The only time I've ever used it in code that wasn't specifically to compare memory usage of two or more different approaches to something had the following scenario:
In a web application (and hence, long-running), there were a few very large collections that would generally be re-built at most a few times a day, often much less frequently.
Several objects within that collection would be equivalent, and hence a lot of memory could be saved by replacing references to one such object to a reference to the other (after building the collection was read-only in use, and hence the aliasing involved was safe). So first the collection would be built, but then it would be reduced in size, killing many objects.

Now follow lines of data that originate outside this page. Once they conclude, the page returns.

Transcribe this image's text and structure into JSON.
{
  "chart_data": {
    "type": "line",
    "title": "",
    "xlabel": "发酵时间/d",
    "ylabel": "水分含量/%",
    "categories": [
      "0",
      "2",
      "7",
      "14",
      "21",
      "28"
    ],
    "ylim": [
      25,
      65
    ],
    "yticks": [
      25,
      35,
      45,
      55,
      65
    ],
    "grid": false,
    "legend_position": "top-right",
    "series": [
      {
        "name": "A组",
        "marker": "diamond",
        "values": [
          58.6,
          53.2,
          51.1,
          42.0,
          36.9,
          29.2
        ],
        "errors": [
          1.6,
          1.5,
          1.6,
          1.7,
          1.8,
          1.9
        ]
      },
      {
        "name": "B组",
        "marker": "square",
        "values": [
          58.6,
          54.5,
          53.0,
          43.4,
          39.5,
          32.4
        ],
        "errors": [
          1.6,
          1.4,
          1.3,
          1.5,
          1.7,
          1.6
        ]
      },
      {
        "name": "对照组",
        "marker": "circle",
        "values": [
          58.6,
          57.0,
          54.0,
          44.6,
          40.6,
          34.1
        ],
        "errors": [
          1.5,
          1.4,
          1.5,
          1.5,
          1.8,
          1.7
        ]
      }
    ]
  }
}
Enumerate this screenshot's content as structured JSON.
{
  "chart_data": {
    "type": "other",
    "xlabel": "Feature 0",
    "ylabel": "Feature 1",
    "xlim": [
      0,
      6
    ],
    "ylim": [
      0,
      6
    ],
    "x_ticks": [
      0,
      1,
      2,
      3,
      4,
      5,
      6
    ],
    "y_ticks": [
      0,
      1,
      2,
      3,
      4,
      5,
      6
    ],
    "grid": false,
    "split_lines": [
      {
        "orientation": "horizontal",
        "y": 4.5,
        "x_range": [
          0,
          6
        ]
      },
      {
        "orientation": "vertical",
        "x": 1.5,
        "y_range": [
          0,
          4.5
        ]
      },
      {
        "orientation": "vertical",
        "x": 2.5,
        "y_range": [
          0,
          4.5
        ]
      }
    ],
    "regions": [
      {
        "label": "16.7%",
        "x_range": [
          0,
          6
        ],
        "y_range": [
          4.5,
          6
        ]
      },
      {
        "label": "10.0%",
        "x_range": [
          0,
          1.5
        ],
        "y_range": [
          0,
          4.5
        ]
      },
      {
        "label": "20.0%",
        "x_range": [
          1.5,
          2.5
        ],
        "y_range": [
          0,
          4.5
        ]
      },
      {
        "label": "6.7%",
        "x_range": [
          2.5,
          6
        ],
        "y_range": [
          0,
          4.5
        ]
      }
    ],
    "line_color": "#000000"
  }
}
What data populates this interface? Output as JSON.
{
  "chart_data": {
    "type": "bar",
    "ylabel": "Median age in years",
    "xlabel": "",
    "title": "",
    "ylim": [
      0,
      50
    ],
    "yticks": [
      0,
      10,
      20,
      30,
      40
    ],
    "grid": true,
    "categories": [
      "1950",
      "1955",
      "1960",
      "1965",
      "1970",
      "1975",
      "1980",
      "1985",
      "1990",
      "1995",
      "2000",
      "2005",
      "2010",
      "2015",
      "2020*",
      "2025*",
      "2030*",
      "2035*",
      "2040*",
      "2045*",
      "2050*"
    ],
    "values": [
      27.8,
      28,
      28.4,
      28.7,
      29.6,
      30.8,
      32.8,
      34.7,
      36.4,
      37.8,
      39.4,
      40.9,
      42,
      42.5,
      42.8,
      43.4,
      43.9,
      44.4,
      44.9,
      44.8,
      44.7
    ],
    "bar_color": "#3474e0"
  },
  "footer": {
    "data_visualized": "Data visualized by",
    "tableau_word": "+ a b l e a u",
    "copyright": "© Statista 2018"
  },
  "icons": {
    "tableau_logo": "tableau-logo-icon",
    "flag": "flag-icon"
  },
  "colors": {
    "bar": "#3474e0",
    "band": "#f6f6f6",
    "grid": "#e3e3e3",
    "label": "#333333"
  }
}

This meant that there was a sudden spike in the number of objects destroyed per second, that would then not happen again for several hours at least. As such the GC would not correctly judge the amount of collection needed, and that memory was about to be needed to build the second large collection. Hence doing a manual collection every thousand of clean-up operations did have a positive effect on performance (enough to sometimes go from the application crashing on the third collection, to it being dependable).
A lot of measurement was done to make sure it was indeed beneficial in this case.
The two factors that made this beneficial were:
- A lot of object deaths happened.
- The event causing this was rare in the lifetime of the application.
Without both of those being true, the manual call would be needless. Without a lot of object deaths, there's no point, and if it wasn't rare in the application's lifetime, the GC would have self-tuned to cope.